The main areas of export include medicine and pharmaceuticals, such as Roche in WGC, power generation machinery, and air, rail, space and military transport such as Airbus in Stevenage.

But the impact of Brexit uncertainty is also hitting the workforce at all levels.

Small to medium enterprises (SMEs) spoke out at a Business Forum meeting about their worries about workforce.

Although in 2011 only 5.74 per cent of Hertfordshire’s workforce were EU nationals increases in immigration suggest that the number is now much larger.

These workers cluster around numerous industries, particularly in food, hospitality, care, fruit picking, and warehouse work.

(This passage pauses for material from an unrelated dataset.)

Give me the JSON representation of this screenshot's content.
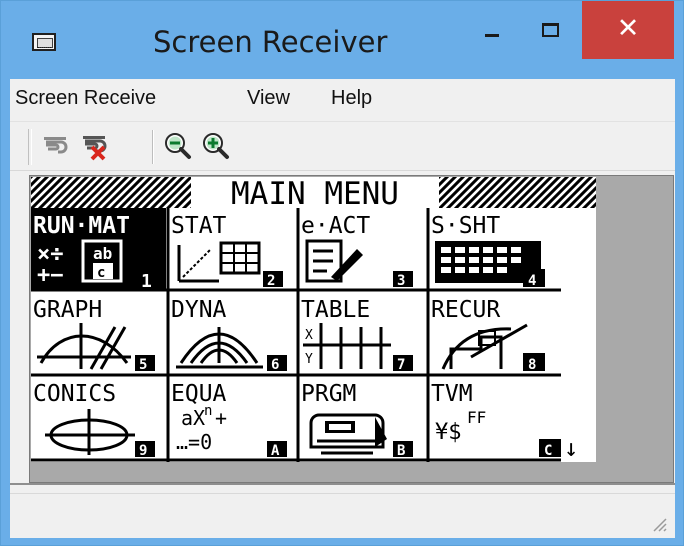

The potential loss of these workers if free movement is clamped down on is making SMEs “increasingly reluctant to plan for growth”.

There are also questions around how we will replace Hertfordshire’s £55.3million in European Structural and Investment Funds after 2020.

The government will release details of its proposed replacement, the Shared Prosperity Fund, in the autumn.

However, the report also stated automation of manual jobs may well be an even bigger worry than Brexit.

In addition, withdrawing from the Common Agricultural Policy “could affect the way land is managed in rural Hertfordshire” - but, as with so much else, “the specifics are not yet known”.